Linguistics Society Creates Space for Language Study Outside the Classroom

by Riley Steiner, CAS communications intern

LinguisticsThe Miami University Linguistics Society provides opportunities for students come together to talk about languages outside of the classroom. 

The Linguistics Society, a student-run organization, meets weekly to discuss linguistics-related topics, watch movies in foreign languages and play linguistics-related games or activities. While many of the students who come to the Society’s meetings are linguistics majors or minors, the organization also attracts students from other areas of study.

“We’re open to people who are interested in linguistics and language in general,” said senior Wrik Chatterjee, Linguistics Society president.  “It’s oftentimes people who are majoring or minoring in a language like German or Spanish.  And of course, sometimes we get people who are just interested in the stuff, who are not majoring or minoring in anything language-related.”

According to Chatterjee, the Society has anywhere from three to 15 members at its meetings each week.

Senior Elizabeth Brown, a linguistics major with minors in anthropology and Italian, joined the Society last fall.

“I’ve always really liked grammar and languages and learning how languages work,” she said. “I wanted the opportunity to connect with other linguistics majors and talk about linguistics outside of class.”

The study of language—oral, spoken and written—impacts everyday life at a fundamental level.

“We all use language,” said Dr. Vincent Palozzi, director of Miami’s linguistics program and Linguistics Society advisor.  “Language is basically at the heart of all of humanity, all of society.  We have no other way of communicating our ideas to each other except for the use of language. Looking at language itself and understanding how it works is vitally important.”

Linguistics is interdisciplinary, as well—both in the subjects that Miami students study and in their future careers.  Linguistics majors pursue careers in a wide variety of areas, including language education, translation, law, journalism, anthropology and others.  In fact, said Palozzi, the most rapidly growing field of linguistics centers around computer science, in the development of software and artificial intelligence.

Outside of its meetings, the Linguistics Society has been a part of events on and off campus.  In the past, interested members have traveled to Columbus for the Ohio State University’s annual TESOL (Teachers of English to Speakers of Other Languages) conference. 

This fall at Miami, the Society teamed up with the linguistics program to host a square dance on Nov. 12.  Held at the Shriver Center, it featured a live band, refreshments and prizes.

In recent years, the Linguistic Society’s biggest event has been its linguistics conference at the end of the spring semester, where students from all over campus present language-related research.  In the past three years, the Society has partnered with Miami’s linguistics program to hold two conferences, and hopes to hold another in the spring of 2017.

“Those were the first linguistics conferences that anyone knows of in Miami’s history, where students from all over campus were welcome to come and submit their papers and do presentations on their work that focused on some aspect of language,” Palozzi said. 

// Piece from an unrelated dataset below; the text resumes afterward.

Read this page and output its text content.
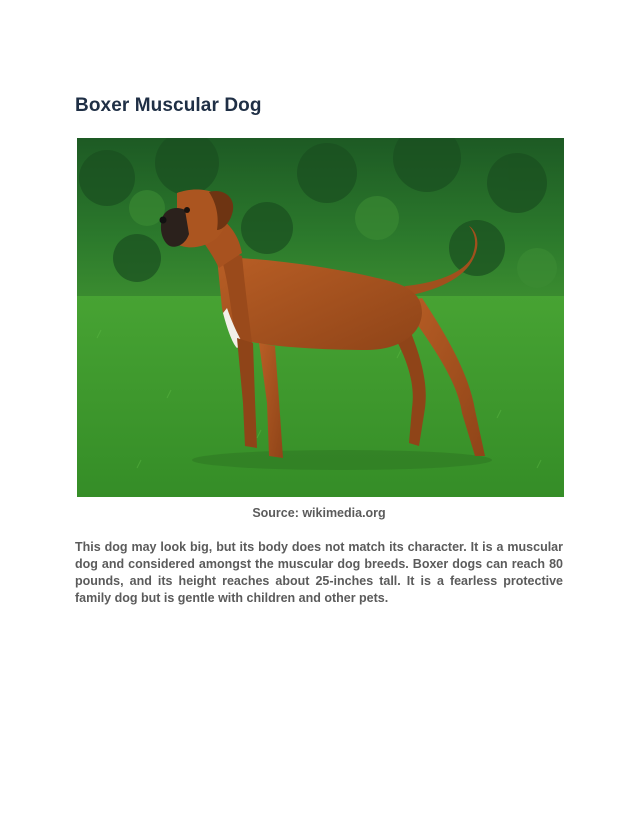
Boxer Muscular Dog
Source: wikimedia.org

This dog may look big, but its body does not match its character. It is a muscular dog and considered amongst the muscular dog breeds. Boxer dogs can reach 80 pounds, and its height reaches about 25-inches tall. It is a fearless protective family dog but is gentle with children and other pets.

For Chatterjee, the Linguistics Society is a place to share a subject that he’s passionate about. 

“I enjoy getting to present stuff that I find to be interesting about language to a wider audience of people,” he said.  “I think it’s just so interesting that I can use this club as a sort of platform to inform people about stuff that I find interesting.”

Brown says the Society offers opportunities that she might not find in the classroom. 

“I like that the people in it have so many different backgrounds and I get to learn about so many different languages, things I may not learn about in class,” she said.